Uno de esos lugares de referencia en la capital de España es el Bukowski Club, situado en el corazón de Malasaña (Calle San Vicente Ferrer, 25) y que desde que empezó a funcionar hace un par de años dedica la noche de los miércoles a “Jams Literarias” en las que abre su micrófono a aquel que quiera leer. Cualquiera puede ir con sus textos, se apunta en la lista y lee. No hay filtros, no hay criterios, no hay selección, es un lugar sin fronteras en el que los poetas solo tienen que querer para poder.
“Desde que hace dos años abrimos las puertas vienen de 15 a 20 poetas cada miércoles , algunos se repiten, otros son nuevos, y eso es una gozada”, explica el escritor Carlos Salem que es dueño y anfitrión del Bukowski junto con Inés, ambos dirigen las actividades y se les puede encontrar detrás de la barra.


Miércoles con BUn cuenta gotas de personajes de todo tipo empieza a llenar el Bukoski Club conforme se acercan las 9 de la noche. Un murmullo afable, amistoso, saludos, humo, van llenando el pequeño local. Se suaviza la luz, un foco fulminante sale de detrás de un pequeño escenario y Carlos sale a presentar al primer poeta de la noche. Se hace silencio y entre aplausos, jaleos y sonrisas comienza el espectáculo. El único requisito que se pide a los poetas es que sus intervenciones no sean muy extensas. A partir de ahí comienza un estado de retroalimentación verso-público que mantiene su intensidad “in crescendo” hasta que se agotan los nombres de la lista. El ambiente, los momentos, la emoción entre cortada que se concentra un miércoles por la noche en el Bukowski no se puede contar, hay que vivirla.




Como vivaz bar inquieto que es, en el Bukowski además se presentan libros, se organizan recitales, se hacen también lecturas de relatos, y se organizan todo tipo de eventos relacionados con la cultura y la participación. Una de sus últimas iniciativas es el Festival de Impovesía, una cita de improvisación poética en torno a un tema monográfico en cada ocasión. En él los poetas se apuntan en una lista y van saliendo al azar por parejas en las que ambos miembros se apoyan y ayudan.

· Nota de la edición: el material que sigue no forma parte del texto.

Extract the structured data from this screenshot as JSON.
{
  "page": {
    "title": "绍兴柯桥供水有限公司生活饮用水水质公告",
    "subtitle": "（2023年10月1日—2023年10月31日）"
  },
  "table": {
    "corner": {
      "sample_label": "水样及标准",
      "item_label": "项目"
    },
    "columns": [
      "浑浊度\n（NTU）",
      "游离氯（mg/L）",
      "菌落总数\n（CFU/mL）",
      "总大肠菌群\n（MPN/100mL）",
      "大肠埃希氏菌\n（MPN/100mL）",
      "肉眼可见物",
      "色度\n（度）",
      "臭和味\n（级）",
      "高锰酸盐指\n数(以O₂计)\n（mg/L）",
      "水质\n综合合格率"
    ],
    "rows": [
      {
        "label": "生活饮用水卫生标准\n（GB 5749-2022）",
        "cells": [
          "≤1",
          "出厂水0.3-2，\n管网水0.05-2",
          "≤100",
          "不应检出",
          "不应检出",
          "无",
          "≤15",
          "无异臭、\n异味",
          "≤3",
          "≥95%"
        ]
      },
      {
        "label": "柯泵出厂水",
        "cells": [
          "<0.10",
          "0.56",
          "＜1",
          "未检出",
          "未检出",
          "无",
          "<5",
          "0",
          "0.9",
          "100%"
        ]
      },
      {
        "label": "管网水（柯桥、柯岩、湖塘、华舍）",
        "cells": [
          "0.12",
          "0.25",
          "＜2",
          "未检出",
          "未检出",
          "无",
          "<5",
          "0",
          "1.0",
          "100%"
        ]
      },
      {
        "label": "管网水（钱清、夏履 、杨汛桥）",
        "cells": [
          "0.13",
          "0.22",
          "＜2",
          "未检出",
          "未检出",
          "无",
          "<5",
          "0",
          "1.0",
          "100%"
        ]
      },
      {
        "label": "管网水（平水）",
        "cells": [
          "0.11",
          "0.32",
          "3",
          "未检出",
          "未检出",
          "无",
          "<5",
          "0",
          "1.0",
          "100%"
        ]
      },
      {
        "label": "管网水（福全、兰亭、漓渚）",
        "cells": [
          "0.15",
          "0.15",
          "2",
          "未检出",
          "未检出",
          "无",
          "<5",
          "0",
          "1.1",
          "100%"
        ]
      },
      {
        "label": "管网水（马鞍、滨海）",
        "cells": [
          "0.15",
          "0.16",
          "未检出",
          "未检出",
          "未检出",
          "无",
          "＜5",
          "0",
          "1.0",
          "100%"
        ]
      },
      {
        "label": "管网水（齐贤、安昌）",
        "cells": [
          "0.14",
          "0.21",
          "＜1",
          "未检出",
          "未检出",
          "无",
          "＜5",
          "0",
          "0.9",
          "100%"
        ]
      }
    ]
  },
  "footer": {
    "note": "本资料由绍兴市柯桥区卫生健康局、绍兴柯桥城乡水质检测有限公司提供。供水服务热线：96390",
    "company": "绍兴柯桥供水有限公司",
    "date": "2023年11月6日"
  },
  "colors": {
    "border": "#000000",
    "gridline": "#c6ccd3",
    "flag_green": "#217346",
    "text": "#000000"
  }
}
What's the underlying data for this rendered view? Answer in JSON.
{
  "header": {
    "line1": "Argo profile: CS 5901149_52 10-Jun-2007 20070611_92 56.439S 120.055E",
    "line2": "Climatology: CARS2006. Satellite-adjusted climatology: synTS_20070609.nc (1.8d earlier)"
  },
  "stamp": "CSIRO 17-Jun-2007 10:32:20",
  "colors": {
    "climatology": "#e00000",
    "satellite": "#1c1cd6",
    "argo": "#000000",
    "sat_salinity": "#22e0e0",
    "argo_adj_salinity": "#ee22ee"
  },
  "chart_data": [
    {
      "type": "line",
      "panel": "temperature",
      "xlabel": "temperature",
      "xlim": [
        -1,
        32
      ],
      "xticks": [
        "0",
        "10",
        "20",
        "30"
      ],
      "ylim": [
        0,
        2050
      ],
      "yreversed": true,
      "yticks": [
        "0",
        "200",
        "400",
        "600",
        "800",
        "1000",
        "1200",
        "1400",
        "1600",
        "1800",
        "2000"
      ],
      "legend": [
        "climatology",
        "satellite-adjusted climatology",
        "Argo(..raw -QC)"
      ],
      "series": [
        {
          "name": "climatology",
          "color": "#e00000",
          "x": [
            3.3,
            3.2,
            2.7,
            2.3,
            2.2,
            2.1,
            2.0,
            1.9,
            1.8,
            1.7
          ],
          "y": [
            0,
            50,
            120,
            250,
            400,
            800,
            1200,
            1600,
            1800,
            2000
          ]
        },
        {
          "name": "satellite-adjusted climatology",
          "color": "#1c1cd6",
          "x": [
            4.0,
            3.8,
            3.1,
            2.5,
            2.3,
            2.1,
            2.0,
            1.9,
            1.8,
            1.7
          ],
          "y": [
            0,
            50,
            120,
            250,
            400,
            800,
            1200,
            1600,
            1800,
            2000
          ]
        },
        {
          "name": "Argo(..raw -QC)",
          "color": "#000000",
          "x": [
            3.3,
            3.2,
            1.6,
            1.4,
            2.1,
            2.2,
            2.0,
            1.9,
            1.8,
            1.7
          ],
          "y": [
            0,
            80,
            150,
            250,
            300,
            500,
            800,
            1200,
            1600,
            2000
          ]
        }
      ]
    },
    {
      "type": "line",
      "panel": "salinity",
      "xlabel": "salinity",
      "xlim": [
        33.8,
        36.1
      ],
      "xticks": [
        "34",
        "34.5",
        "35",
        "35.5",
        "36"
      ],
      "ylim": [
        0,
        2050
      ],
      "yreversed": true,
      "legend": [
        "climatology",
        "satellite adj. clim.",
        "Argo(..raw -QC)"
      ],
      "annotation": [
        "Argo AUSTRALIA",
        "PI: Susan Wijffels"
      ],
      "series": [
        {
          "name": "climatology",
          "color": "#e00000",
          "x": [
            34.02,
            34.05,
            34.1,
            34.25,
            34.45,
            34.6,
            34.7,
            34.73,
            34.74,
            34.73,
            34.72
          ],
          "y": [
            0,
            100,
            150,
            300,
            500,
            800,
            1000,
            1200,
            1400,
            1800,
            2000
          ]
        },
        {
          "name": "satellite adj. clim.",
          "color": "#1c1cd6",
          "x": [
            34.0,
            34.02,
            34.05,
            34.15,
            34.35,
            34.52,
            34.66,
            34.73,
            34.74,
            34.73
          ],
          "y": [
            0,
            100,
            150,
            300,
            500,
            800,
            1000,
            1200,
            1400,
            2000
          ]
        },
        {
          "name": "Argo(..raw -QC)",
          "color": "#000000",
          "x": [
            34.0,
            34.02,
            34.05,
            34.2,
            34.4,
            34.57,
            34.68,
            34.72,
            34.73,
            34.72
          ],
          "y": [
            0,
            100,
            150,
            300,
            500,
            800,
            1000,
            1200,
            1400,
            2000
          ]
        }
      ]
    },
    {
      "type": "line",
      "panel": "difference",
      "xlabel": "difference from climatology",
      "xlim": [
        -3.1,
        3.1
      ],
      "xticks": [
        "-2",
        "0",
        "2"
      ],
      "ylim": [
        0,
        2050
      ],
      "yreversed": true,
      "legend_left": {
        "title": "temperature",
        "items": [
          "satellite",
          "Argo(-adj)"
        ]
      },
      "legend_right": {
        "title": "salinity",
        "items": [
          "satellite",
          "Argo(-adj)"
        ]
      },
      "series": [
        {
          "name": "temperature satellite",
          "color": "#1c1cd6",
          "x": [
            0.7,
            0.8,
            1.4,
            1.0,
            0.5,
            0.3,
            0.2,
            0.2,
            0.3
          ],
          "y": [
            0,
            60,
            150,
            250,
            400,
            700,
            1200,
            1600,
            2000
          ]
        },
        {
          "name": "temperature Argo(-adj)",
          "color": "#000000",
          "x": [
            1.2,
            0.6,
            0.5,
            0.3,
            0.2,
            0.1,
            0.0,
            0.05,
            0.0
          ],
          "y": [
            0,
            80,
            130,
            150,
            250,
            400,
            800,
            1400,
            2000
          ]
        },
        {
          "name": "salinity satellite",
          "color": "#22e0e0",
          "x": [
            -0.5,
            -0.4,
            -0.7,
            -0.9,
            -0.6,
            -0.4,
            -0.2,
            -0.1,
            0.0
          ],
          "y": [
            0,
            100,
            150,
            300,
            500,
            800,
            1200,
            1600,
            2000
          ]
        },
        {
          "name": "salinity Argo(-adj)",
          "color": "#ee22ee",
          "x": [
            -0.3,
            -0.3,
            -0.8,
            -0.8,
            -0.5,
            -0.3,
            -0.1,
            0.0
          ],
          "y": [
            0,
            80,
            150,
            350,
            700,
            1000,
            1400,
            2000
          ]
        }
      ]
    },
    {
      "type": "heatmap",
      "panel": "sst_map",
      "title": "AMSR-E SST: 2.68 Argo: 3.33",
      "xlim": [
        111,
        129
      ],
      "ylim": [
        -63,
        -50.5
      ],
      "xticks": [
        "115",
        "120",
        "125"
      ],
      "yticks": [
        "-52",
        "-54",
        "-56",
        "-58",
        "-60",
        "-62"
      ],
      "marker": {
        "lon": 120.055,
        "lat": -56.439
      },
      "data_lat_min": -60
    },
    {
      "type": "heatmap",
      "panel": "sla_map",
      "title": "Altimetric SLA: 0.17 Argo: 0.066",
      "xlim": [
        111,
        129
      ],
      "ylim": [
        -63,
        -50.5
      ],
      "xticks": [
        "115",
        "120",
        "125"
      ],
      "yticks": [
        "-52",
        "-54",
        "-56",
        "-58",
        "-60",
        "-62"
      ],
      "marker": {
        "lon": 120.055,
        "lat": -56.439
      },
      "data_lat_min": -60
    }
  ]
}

Más garitosOtros lugares en Madrid donde se organizan presentaciones y recitales son el Lola Bar (c/ reina, 25) donde también se presentan discos, festivales de cine y se proyectan cortos. El Bandido Doblemente Armado (c/ Apodaca,1), café bar librería que funciona desde 2002 y ofrece un cuidado abanico de obras en la librería y un ambiente acogedor y relajado en el que se llevan a cabo presentaciones de libros, lecturas de poesía y narrativa, proyecciones, conciertos, sesiones de discjokeys, exposiciones y todo tipo de eventos culturales. Uno de sus eventos más seguidos ha sido el ciclo de narrativa Bandidos Mudos, actualmente en suspenso, coordinado por el periodista y escritor argentino Loyds. La editorial Amargord ha reiniciado su actividad, aunque ahora está paralizada temporalmente, lejos de Lavapiés, donde se ubicaba el bar donde ha removido cultura desde hace años, para instalarse en Colmenar (c/Pio X, 7) y está en proceso de desarrollo Kukudrulu una librería especializada en poesía, literatura infantil y psiconáutica.

Son muchos los brillos de estas citas poéticas donde se funde la creación, los sentimientos y la poesía desarrolla dimensiones de plenitud. Rodrigo Galarza, poeta y director de Poesía en Amargord, sintetiza la repercusión que tienen para el poeta y para la poesía. “Creo que es importante para el poeta porque recupera la tradición oral de la poesía, el contacto real con el público como en la antigüedad, y lo hace de un modo distendido, de camadería. En estos contextos la poesía parece más viva, más en movimiento, ya que en las bibliotecas se aleja un poco del público, sobre todo porque no gestionan bien el acercamiento”.

Bares y versos, sin duda un cóctel explosivo que revuelve corazones e ilumina caminos, no solo en Madrid también en otras ciudades, una ráfaga de aire fresco, una alernativa cultural que respira, siente, late.